Most Minnesota cities are statutory cities and don’t have the authority to even consider RCV. While Rochester is a charter city with authority over its local elections, the city is unfortunately prevented from considering RCV due to conflicts for cities with even-year local elections. A bill before the state Legislature would give local jurisdictions with odd-year local elections the authority and opportunity to decide if RCV is best for them and, importantly, create a task force to remedy conflicts for cities like Rochester with even-year local elections. The task force would also explore how Minnesota could expand RCV statewide.
I am grateful Rochester-area legislators support this bill and urge their fellow legislators to get on board! RCV is a timely remedy for addressing political divisions and giving greater choice and power to voters.
The experience of cities that already use RCV — Minneapolis, St. Paul, St. Louis Park, Minnetonka, and Bloomington — demonstrates its many benefits . As explained above, it increases voter participation by allowing voters to consider the full slate of candidates in the general election when turnout is higher and more representative of the community.
There is also evidence of increased civility in campaigns. In our current election system, polarization and personal attacks have become the norm. Yet, in RCV cities, 90% of voters report that candidates spend no or very little time criticizing each other. In ranked-choice elections, candidates are incentivized to run positive campaigns focused on the issues, rather than attacking their opponents.
Compared to our current plurality voting system, RCV allows voters to express their true preferences and ensures that the winning candidate has a broad base of support. Because voters rank their choices, there is no fear of helping a “spoiler” or “wasting” their vote on an unlikely candidate. Likewise, the winning candidate must appeal to a wide range of voters since they are aiming to receive second-choice votes from their opponents. Ultimately, these changes lead to the election of officials who more accurately reflect and represent their constituents.
RCV is tested and simple. Across all ethnic groups, ages, and income levels, voters have found RCV easy to use. In 2021, 88% of Minneapolis voters indicated that the ballot was simple to use, and across the board, RCV elections have nearly a 100% valid ballot rate.

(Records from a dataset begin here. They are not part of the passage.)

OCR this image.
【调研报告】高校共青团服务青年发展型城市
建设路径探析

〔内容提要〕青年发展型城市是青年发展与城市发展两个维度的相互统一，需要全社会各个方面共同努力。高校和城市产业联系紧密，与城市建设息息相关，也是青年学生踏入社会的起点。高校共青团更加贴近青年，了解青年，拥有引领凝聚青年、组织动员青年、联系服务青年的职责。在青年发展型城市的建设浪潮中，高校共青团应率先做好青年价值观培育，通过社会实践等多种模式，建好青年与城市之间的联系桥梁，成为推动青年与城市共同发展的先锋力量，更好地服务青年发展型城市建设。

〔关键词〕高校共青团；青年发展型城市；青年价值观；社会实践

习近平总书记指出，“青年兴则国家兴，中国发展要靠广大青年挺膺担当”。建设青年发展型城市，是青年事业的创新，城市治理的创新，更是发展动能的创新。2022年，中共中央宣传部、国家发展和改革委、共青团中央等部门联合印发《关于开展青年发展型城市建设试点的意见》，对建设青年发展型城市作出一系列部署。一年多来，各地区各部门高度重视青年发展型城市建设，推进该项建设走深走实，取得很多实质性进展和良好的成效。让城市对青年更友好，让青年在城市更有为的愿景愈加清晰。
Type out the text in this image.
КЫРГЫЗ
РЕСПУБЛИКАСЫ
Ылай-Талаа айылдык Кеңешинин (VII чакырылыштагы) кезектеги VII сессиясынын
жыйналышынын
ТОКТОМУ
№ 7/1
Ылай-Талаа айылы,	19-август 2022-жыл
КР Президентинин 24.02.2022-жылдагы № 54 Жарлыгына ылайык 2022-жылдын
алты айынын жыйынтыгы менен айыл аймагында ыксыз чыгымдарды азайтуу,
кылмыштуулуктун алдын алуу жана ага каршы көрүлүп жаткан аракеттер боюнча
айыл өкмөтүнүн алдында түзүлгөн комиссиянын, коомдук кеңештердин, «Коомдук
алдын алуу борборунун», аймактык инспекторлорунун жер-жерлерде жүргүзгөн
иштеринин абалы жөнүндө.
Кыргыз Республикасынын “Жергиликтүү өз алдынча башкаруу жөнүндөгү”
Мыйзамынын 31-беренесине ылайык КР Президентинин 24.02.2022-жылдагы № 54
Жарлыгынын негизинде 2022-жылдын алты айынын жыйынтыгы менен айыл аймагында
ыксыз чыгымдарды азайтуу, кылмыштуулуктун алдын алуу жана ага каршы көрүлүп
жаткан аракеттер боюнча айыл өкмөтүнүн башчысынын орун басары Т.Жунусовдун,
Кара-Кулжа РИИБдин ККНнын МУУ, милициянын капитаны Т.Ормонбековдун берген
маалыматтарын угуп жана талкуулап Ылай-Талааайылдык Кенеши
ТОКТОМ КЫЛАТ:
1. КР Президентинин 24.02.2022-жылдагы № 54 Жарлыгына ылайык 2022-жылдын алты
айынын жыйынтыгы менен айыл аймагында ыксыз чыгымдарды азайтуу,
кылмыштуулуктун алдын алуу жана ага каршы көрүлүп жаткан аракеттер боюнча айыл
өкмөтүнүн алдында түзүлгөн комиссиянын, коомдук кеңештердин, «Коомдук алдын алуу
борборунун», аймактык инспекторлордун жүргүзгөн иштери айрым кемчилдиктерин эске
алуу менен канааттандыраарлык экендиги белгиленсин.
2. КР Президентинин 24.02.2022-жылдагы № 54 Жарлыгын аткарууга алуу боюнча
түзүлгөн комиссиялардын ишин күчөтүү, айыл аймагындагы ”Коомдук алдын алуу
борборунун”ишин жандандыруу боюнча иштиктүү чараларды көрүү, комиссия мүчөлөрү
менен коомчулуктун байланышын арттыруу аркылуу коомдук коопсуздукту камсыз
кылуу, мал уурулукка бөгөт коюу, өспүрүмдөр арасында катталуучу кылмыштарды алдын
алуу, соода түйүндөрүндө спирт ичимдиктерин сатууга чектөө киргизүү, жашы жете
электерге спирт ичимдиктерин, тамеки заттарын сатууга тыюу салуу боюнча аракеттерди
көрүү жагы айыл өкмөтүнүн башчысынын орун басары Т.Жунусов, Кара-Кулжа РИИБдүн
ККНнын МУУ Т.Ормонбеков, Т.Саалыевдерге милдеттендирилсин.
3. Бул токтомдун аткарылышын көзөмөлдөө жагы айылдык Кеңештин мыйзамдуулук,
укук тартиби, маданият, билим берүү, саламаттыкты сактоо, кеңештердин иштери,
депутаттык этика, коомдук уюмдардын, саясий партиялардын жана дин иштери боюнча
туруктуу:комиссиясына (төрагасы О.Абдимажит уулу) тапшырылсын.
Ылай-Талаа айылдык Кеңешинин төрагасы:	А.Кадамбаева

RCV is a simple change to the ballot that can bring enormous benefits to our city and state. It would increase voter participation, encourage positive campaigning, and promote broad-based majority support. This legislative session, we have the opportunity to advance this promising reform. I urge the legislature to seize this opportunity and pass RCV legislation.
Sara Flick, of Rochester, is a marketing professional and past candidate for Senate District 25. She serves on the Rochester Charter Commission and on the board of GiveMN.